The most recent Canadian census in 2011 showed that there are about 6.6 million citizens (20%) whose first language is not English or French, but Mandarin, Ukrainian, Punjabi or others. This number is at the heart of Canadas policy towards multiculturalism. In a country where 1 in 5 people first learn to speak a language which is neither English nor French, there is clear emphasis on the role of language as a representation of identity. Hence, in recognising the link between language, identity and in individuals sense of belonging, Canada has found that understanding and protecting this link can lead to respect and ultimately peace.

The conflict in the Deep South will not be solved overnight, but language and respect for the identities linked to those languages can be an important, if not essential, first step. We can look to language not as a source of division, but as a characteristic which must be fostered and respected to create an inclusive society for all populations.

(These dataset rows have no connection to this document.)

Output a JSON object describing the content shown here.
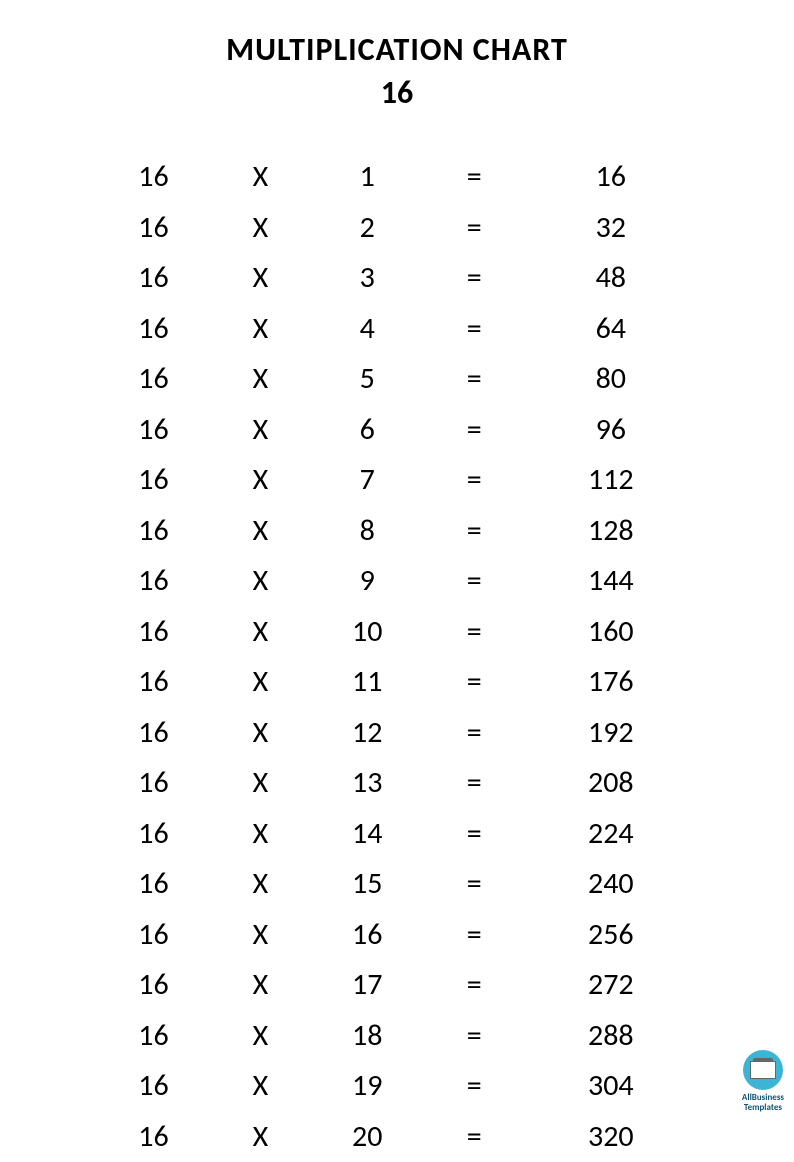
{
  "header": {
    "title": "MULTIPLICATION CHART",
    "subtitle": "16"
  },
  "table": {
    "type": "table",
    "operator_symbol": "X",
    "equals_symbol": "=",
    "rows": [
      {
        "multiplicand": "16",
        "multiplier": "1",
        "result": "16"
      },
      {
        "multiplicand": "16",
        "multiplier": "2",
        "result": "32"
      },
      {
        "multiplicand": "16",
        "multiplier": "3",
        "result": "48"
      },
      {
        "multiplicand": "16",
        "multiplier": "4",
        "result": "64"
      },
      {
        "multiplicand": "16",
        "multiplier": "5",
        "result": "80"
      },
      {
        "multiplicand": "16",
        "multiplier": "6",
        "result": "96"
      },
      {
        "multiplicand": "16",
        "multiplier": "7",
        "result": "112"
      },
      {
        "multiplicand": "16",
        "multiplier": "8",
        "result": "128"
      },
      {
        "multiplicand": "16",
        "multiplier": "9",
        "result": "144"
      },
      {
        "multiplicand": "16",
        "multiplier": "10",
        "result": "160"
      },
      {
        "multiplicand": "16",
        "multiplier": "11",
        "result": "176"
      },
      {
        "multiplicand": "16",
        "multiplier": "12",
        "result": "192"
      },
      {
        "multiplicand": "16",
        "multiplier": "13",
        "result": "208"
      },
      {
        "multiplicand": "16",
        "multiplier": "14",
        "result": "224"
      },
      {
        "multiplicand": "16",
        "multiplier": "15",
        "result": "240"
      },
      {
        "multiplicand": "16",
        "multiplier": "16",
        "result": "256"
      },
      {
        "multiplicand": "16",
        "multiplier": "17",
        "result": "272"
      },
      {
        "multiplicand": "16",
        "multiplier": "18",
        "result": "288"
      },
      {
        "multiplicand": "16",
        "multiplier": "19",
        "result": "304"
      },
      {
        "multiplicand": "16",
        "multiplier": "20",
        "result": "320"
      }
    ],
    "font_size": 30,
    "text_color": "#000000",
    "background_color": "#ffffff"
  },
  "watermark": {
    "line1": "AllBusiness",
    "line2": "Templates",
    "icon_bg_color": "#3cb4d4",
    "text_color": "#105570"
  }
}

Moderator: If you go down to the Deep South, the first thing to notice is that the first language of the people down there is not Central Thai, but their own language.

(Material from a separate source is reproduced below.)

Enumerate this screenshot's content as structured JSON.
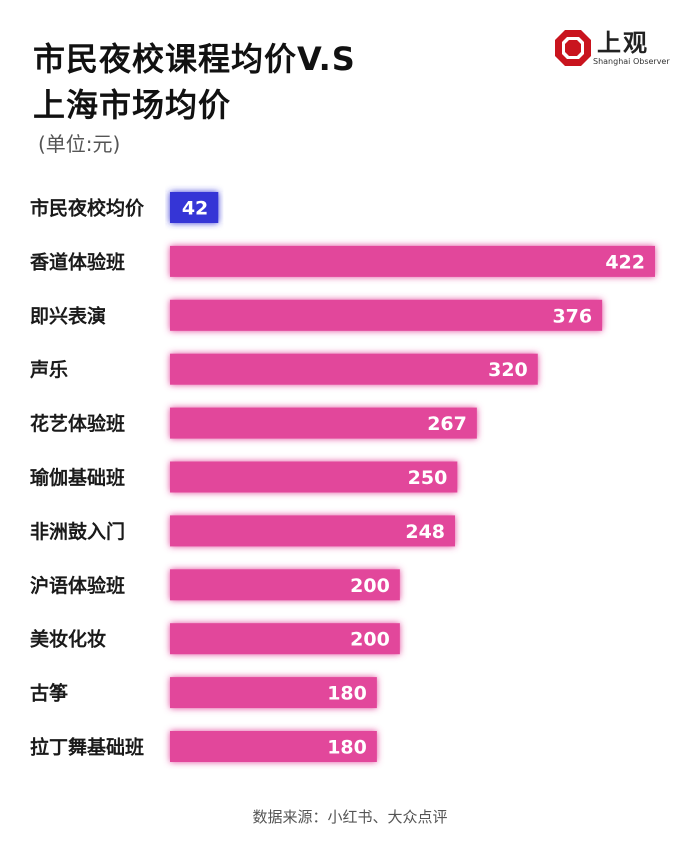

Assist. Prof. Dr. Srisompob Jitpiromsri

There have been over 16,000 incidences of violence from 2004 to 2015, but overall the trend of the violence has steadily stabilised over the years, due to different approaches towards government policy and movements on the ground. Month by month, however, the rate of violence is still extremely unpredictable, particularly since 2013.

One factor for this recent variance is the movement towards Peace Talks and Dialogues, which has led to a stabilisation of violence in some communities. But at the same time, competing forces in the peace process, especially from the underground movements, have exacerbated the variance of the violence.

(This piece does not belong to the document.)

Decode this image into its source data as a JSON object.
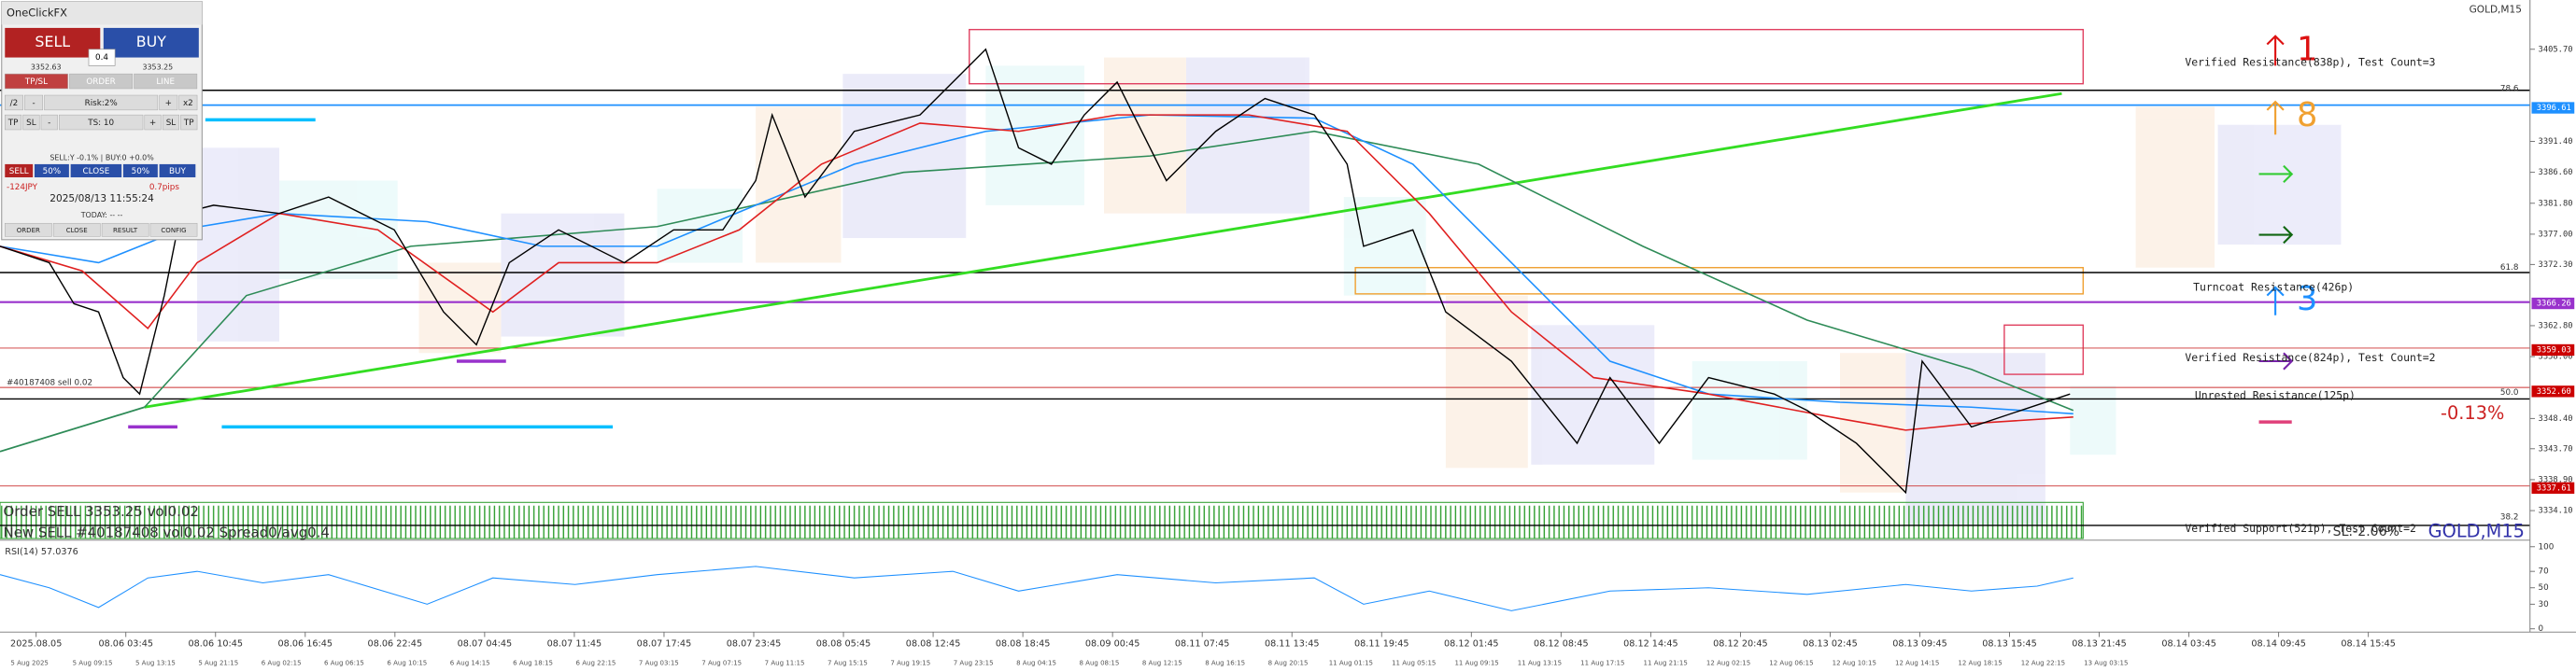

In October 2015, there were 111 incidents of violence. For this year, only October and March were the months that the levels of violence increased. This variance is a consequence of the political approach to solve the problem.

On the other hand, the level of casualties over the years has stabilised. That means in spite of the fact that we have variance in incidents of violence, the deaths and injuries of people has stabilised. We are still in critical situation with unpredictable violent attacks on the one hand, but on the other the casualties have been limited to a certain level. Although much work is still needed, in general, we are on the right track. In 2013 there has been a greater prevalence of attacks on hard targets, such as military or government assets, than civilians. Since 2014, civilians were more frequently targeted again.

One positive amid the violence is the proliferation of civil society organisations on the ground in the Deep South which try to bring about the peace process. There is protracted violence, but positive elements are emerging.

Concerning the issue of language, approximately 30% of people in the Deep South use Malay, 26% use Thai (mostly Thai Buddhists in the region), but approximately 34% use both. This is a consequence of the assimilation policies of governments over the past 100 years. But understandable, people living together have adjusted themselves to using and understanding the various languages in the region.

Mr. Matthew Z. Wheeler

The conflict in the Deep South doesnt seem to change very much. There is a grinding routine of violence which has been going on for more than a decade, but in fact things have changed. The dialogue process is one part. More recently, weve seen the public face of BRN which has been a long time coming.

It was a year ago, on the 5th of November 2014, that the Deputy Prime Minister and Defence Minister Prawit Wongsuwan said, We will attempt to solve the problem in the Deep South in one year. Prime Minister Prayuth also promised to solve the problem by the end of 2015 in preparation for the ASEAN Economic Community. Their timelines are not looking good.